I'm Reading - purposely avoiding any political things. I'm still working my way through the re-read of Joy To The World (Scott Hahn) but mostly light reading to inspire my creative juices for the upcoming year.
I'm Wearing - linen lounge pants, a dri-fit top, and my Stella & Tide Bravely necklace. This was a present for myself to celebrate an incredible year with Color Street. When I first signed up with them I knew I wanted Saint Zelie Martin to be my business patron. Mother of saints and business owner, how could I not want to emulate that? Anyhow when I saw the Bravely necklace while shopping for my daughter (she's a Stella fan) I knew I had to get it. I love the beautiful sentiment behind the piece which is a quote from Saint Zelie - "The good Lord does not do things by halves; He always gives what we need. Let us, then, carry on bravely"
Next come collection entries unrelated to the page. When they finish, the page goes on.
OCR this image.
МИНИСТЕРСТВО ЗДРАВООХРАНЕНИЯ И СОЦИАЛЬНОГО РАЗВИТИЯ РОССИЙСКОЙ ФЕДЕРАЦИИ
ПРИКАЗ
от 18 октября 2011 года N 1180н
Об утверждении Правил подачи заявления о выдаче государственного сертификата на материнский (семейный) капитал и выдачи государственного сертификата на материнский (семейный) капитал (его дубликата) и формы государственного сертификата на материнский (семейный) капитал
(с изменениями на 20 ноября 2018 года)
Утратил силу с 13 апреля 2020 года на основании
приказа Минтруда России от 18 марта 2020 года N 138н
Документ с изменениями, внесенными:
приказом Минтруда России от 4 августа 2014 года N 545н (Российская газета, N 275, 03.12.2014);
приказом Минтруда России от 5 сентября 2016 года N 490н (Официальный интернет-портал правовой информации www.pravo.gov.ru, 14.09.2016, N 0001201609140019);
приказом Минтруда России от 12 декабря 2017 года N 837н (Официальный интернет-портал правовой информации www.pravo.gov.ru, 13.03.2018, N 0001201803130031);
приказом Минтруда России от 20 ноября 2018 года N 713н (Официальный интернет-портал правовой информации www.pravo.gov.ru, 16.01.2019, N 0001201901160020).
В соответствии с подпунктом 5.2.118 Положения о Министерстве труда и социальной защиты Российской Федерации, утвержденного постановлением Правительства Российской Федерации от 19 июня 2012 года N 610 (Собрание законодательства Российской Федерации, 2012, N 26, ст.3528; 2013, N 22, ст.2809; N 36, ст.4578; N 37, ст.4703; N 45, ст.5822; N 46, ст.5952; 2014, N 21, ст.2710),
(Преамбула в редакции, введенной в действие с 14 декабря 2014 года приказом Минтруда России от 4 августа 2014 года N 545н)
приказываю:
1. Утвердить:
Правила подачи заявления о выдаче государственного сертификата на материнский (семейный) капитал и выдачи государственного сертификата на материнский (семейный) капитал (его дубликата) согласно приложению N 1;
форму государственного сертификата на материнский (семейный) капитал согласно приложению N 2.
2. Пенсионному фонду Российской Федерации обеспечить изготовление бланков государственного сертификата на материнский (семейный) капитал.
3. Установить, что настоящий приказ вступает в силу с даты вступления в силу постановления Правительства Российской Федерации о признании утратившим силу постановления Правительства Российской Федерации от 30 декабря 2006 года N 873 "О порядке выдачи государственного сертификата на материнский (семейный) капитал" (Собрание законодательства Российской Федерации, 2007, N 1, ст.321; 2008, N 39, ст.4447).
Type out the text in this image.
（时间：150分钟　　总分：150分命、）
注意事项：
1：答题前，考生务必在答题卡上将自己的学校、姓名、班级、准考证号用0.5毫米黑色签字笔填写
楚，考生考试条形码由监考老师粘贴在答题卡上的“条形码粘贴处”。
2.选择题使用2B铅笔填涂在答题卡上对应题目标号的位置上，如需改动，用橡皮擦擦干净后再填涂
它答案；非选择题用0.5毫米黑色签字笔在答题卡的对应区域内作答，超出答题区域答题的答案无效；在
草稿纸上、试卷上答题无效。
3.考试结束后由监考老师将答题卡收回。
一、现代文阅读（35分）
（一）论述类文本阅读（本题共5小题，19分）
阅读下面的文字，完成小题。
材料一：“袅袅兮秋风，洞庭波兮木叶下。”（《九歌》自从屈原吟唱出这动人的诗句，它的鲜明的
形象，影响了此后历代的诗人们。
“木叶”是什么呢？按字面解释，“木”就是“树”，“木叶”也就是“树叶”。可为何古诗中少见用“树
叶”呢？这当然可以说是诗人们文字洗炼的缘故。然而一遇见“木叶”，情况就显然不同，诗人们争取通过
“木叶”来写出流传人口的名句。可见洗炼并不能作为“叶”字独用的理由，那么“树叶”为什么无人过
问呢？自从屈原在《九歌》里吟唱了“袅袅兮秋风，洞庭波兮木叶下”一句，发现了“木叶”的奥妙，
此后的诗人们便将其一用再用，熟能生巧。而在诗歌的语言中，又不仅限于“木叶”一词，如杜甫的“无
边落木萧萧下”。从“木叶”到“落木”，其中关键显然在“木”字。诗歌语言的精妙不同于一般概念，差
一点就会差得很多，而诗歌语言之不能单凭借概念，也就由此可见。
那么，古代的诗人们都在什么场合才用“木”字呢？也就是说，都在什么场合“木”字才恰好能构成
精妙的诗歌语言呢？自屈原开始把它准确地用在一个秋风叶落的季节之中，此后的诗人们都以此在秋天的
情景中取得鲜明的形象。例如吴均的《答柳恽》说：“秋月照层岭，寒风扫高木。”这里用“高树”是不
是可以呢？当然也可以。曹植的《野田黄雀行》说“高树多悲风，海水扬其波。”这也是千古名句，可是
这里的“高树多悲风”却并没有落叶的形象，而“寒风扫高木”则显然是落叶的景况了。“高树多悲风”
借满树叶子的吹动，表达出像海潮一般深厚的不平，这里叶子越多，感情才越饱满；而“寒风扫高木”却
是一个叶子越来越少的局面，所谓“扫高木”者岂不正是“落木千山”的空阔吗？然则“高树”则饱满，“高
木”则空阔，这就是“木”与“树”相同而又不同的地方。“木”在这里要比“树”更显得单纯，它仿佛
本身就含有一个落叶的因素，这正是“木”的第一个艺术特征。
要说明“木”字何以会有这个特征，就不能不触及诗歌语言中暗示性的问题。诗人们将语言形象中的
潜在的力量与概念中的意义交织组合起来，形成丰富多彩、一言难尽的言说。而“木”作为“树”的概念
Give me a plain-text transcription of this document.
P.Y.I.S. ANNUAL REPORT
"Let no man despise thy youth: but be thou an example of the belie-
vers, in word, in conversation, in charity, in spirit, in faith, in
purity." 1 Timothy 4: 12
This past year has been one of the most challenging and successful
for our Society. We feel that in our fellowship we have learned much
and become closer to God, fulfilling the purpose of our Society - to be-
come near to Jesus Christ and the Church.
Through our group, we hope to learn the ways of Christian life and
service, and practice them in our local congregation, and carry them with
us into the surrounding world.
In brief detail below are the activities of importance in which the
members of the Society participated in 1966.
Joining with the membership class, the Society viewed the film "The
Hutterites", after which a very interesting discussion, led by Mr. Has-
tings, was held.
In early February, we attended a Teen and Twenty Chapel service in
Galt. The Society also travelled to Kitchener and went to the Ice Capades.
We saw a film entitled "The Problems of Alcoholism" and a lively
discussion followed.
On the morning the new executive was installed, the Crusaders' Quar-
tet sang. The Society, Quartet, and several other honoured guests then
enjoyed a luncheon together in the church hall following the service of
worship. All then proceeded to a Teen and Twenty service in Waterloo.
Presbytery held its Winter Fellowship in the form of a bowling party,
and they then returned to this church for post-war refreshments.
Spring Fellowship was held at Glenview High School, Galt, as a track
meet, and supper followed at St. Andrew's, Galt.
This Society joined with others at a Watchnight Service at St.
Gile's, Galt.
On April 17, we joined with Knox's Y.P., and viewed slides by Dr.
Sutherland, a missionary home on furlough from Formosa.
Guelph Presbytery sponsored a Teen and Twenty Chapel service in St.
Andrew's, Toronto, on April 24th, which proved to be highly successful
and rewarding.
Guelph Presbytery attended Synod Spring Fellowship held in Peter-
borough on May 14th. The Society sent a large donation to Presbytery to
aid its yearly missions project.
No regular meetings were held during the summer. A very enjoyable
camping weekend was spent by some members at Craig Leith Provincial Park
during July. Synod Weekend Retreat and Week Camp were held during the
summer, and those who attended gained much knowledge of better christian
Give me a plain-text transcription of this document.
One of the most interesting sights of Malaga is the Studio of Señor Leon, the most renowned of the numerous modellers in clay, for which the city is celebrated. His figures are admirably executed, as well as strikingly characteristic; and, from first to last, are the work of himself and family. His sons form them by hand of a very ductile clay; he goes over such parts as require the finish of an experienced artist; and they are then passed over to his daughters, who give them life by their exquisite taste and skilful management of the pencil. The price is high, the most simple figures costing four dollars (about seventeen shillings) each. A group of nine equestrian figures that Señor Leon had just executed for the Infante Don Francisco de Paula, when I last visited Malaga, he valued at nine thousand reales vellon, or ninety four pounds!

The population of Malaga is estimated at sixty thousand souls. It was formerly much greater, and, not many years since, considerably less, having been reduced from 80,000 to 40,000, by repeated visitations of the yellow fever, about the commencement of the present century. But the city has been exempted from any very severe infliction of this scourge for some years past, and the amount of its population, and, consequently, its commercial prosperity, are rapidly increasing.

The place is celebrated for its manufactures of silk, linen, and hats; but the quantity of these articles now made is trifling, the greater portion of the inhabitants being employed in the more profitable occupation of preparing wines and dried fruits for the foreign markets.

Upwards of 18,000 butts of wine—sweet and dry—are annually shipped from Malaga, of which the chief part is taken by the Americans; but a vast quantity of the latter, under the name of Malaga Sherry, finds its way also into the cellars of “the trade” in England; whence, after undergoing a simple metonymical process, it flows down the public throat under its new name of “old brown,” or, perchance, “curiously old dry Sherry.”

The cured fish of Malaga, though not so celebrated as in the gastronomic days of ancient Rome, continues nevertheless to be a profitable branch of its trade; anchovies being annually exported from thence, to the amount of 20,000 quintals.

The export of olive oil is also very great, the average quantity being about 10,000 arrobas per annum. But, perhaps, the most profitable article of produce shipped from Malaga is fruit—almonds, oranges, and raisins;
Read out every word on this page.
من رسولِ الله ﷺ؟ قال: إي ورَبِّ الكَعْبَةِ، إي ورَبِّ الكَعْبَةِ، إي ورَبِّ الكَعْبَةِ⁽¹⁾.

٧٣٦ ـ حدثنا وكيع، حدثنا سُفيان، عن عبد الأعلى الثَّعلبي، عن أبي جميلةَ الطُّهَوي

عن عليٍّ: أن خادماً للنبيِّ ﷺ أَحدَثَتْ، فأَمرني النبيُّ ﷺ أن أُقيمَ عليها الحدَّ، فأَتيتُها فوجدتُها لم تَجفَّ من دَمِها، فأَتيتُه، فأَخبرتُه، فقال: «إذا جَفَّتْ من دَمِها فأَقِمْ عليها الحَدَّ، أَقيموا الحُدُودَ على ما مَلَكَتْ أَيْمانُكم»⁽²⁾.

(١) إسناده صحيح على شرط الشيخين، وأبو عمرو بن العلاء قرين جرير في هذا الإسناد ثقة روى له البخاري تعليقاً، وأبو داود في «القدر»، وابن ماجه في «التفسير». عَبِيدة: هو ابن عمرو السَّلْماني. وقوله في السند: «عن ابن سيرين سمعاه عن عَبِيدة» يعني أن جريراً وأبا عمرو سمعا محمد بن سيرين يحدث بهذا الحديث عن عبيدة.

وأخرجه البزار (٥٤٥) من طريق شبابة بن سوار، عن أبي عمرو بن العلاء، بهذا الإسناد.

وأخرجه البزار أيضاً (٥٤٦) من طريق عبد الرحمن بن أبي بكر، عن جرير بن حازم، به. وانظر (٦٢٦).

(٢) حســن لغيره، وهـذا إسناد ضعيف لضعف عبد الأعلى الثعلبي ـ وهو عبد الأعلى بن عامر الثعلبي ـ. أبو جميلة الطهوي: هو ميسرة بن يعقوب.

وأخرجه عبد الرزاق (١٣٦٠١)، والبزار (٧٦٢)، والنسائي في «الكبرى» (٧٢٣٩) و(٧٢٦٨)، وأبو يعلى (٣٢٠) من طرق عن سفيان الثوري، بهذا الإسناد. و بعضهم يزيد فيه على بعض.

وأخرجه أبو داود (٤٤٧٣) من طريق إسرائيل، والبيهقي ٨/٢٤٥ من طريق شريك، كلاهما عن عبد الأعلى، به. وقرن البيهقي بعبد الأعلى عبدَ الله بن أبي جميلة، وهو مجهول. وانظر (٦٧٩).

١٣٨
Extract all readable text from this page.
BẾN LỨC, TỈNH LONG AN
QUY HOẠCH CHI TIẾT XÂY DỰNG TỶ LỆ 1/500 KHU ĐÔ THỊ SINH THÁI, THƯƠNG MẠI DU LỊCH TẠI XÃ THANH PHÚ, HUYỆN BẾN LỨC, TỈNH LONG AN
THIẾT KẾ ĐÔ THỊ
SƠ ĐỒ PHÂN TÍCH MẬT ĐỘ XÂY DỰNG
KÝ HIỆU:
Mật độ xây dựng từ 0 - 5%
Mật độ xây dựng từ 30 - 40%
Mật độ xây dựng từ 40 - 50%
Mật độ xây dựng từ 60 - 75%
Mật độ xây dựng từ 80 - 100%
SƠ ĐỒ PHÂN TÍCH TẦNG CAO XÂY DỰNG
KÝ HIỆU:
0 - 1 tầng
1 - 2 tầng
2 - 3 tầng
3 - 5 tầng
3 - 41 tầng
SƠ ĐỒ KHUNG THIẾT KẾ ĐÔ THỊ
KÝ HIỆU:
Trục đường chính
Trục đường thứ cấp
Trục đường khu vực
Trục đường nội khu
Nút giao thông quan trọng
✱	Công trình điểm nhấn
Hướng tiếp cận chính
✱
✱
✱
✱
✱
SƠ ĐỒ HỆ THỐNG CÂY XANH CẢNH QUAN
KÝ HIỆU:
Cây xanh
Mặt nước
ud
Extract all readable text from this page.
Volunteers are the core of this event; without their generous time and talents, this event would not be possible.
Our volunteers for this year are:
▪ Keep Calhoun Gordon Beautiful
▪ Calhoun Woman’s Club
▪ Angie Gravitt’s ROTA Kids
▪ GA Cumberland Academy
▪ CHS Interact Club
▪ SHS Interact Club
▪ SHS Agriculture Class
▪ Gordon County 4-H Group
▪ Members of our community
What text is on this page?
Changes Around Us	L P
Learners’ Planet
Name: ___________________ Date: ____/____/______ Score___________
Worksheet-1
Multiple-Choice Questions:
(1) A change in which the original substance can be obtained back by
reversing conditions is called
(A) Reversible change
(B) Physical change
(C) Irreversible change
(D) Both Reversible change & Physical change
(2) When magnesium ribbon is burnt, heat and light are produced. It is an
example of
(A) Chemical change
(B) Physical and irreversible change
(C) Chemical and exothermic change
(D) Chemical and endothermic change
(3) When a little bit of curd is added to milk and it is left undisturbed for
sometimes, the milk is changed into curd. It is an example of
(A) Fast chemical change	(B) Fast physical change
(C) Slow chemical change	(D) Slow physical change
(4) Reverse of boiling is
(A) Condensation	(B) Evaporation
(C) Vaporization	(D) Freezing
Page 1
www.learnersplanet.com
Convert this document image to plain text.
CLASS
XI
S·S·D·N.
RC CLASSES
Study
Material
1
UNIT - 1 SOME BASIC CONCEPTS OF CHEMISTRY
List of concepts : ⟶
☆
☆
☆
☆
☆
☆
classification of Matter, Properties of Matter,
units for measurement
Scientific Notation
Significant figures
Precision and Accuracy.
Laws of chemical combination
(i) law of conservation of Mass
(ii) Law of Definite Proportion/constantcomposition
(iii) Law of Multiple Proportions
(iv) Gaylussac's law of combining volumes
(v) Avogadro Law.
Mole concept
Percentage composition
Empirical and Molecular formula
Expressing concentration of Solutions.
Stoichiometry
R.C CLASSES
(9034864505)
I'm Pondering - the introspection of Advent had me going into the Christmas season aware of my failings and weaknesses in all aspects of my life. I was feeling pretty low on the way to Mass trying to sort out everything in prayer. As Mass got underway, a very enthusiastic singer a couple of pews away had me chuckling out of my morose mood. I wasn't internally laughing because of the admittedly not very good singing. To preface this, I'm a bit spoiled having grown up in a culture that is historically musical. Our parish also happens to have one of the best choirs in the diocese. Whether it be music or life, there's certain part of me that seeks all these perfections to feed that emotional (also selfish) part of me. So when the imperfect singing commenced behind me, there was that instant realization that my perceived failings really deserve the mercy of the imperfect. Because in the imperfection I knew more than ever that I needed help, I needed God. The laughter I was trying to contain wasn't because the singing was bad but at the realization that I don't deserve the perfect singing. I deserved this out-of-tune yet wholehearted baritone as an analogy to my out-of-tune life. And there's the joy, through the imperfect, God seeks me in love, out of my self-pity and into the joy of the life in tune with His. I have never been more thankful and joyful for the less than perfect pitch. So today, sing your joy!
I'm Looking Forward To - wearing a sparkly outfit on New Year's Eve, at home. Because why the heck not?!
Mom Treat - in photo
Prayers - continuing prayers for friends. A better 2021.